Hal serupa juga tampak pada total produksi lobster dunia periode 2010-2016, yang mana 99,54% berasal dari perikanan tangkap. Sementara dari budidaya hanya menyumbang sekitar 0,46%.
"Share perikanan budidaya terhadap produksi lobster dunia terlihat cenderung stagnan. Artinya budidaya lobster di dunia sampai saat ini tidak berkembang dengan baik, produksi lobster masih mengandalkan produksi dari alam," kata dia.
Karenanya, menurut dia, lobster sebaiknya dibiarkan berkembang biak di alam bebas. Hal tersebut sekaligus membantah pernyataan yang menyebutkan tingkat kelangsungan hidup (survival rate/SR) benih lobster di alam sangat kecil berkisar di angka 1%. Sehingga, KKP berencana membuka keran ekspor benih lobster.
"Untuk menghitung atau meneliti peluang hidup itu sangat sulit," kata dia.
(Baca: Sanggah Menteri Edhy, Pengamat: Produksi Lobster Masih Andalkan Alam)
Sementara itu, Menteri Kelautan dan Perikanan Edhy Prabowo menegaskan tak akan mundur dalam rencana membuka keran ekspor benih lobster meski menuai protes. Untuk memuluskan langkahnya, Edhy menyiapkan beberapa aturan terkait ekspor benih lobster.
Edhy menilai rencana membuka ekspor akan membantu kehidupan para nelayan. "Saya tidak akan pernah mundur, karena yang saya perjuangkan adalah keberlanjutan nelayan kita, lingkungan kita dan alam kita," kata Edhy di Jakarta, Rabu (18/12).
Edhy menyatakan sekitar 29 aturan akan dibenahi untuk membuka akses ekspor benih lobster. Kebijakan politikus Partai Gerindra itu mendapat dukungan dari Presiden Joko Widodo dan Menteri Koordinator Maritim dan Investasi Luhut Binsar Pandjaitan.

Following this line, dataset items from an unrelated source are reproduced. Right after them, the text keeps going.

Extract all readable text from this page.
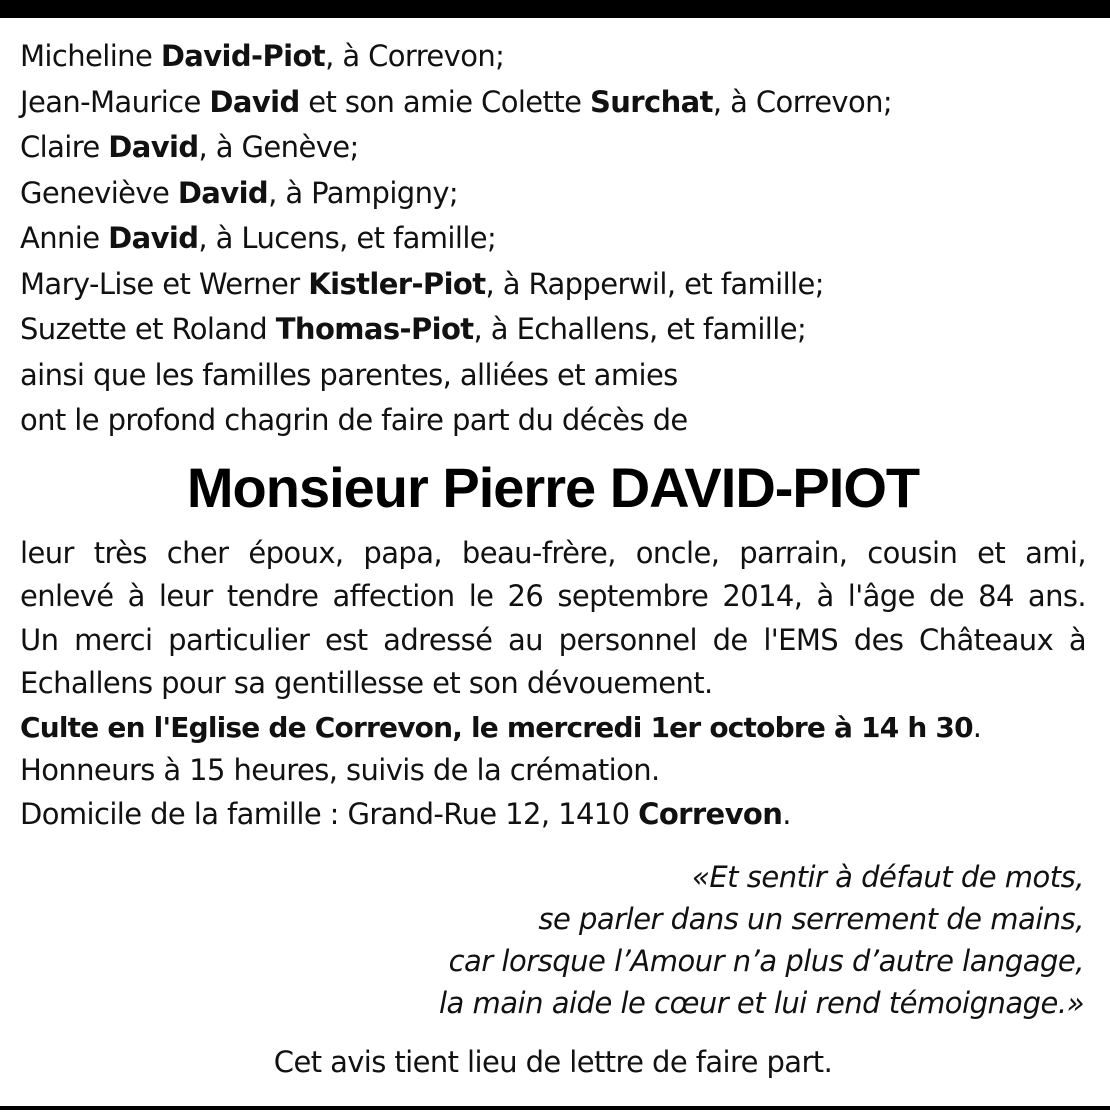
Micheline David-Piot, à Correvon;
Jean-Maurice David et son amie Colette Surchat, à Correvon;
Claire David, à Genève;
Geneviève David, à Pampigny;
Annie David, à Lucens, et famille;
Mary-Lise et Werner Kistler-Piot, à Rapperwil, et famille;
Suzette et Roland Thomas-Piot, à Echallens, et famille;
ainsi que les familles parentes, alliées et amies
ont le profond chagrin de faire part du décès de
Monsieur Pierre DAVID-PIOT
leur très cher époux, papa, beau-frère, oncle, parrain, cousin et ami,
enlevé à leur tendre affection le 26 septembre 2014, à l'âge de 84 ans.
Un merci particulier est adressé au personnel de l'EMS des Châteaux à
Echallens pour sa gentillesse et son dévouement.
Culte en l'Eglise de Correvon, le mercredi 1er octobre à 14 h 30.
Honneurs à 15 heures, suivis de la crémation.
Domicile de la famille : Grand-Rue 12, 1410 Correvon.
«Et sentir à défaut de mots,
se parler dans un serrement de mains,
car lorsque l’Amour n’a plus d’autre langage,
la main aide le cœur et lui rend témoignage.»
Cet avis tient lieu de lettre de faire part.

Jokowi menyatakan kebijakan ekspor benih lobster harus dilihat dari efek kemanfaatannya. Namun juga harus memperhatikan dampak lingkungan.
“Keseimbangan itu paling penting, bukan hanya bilang jangan ekspor. Tetapi jangan juga semua diekspor, enggak benar,” kata Jokowi, Selasa (17/12).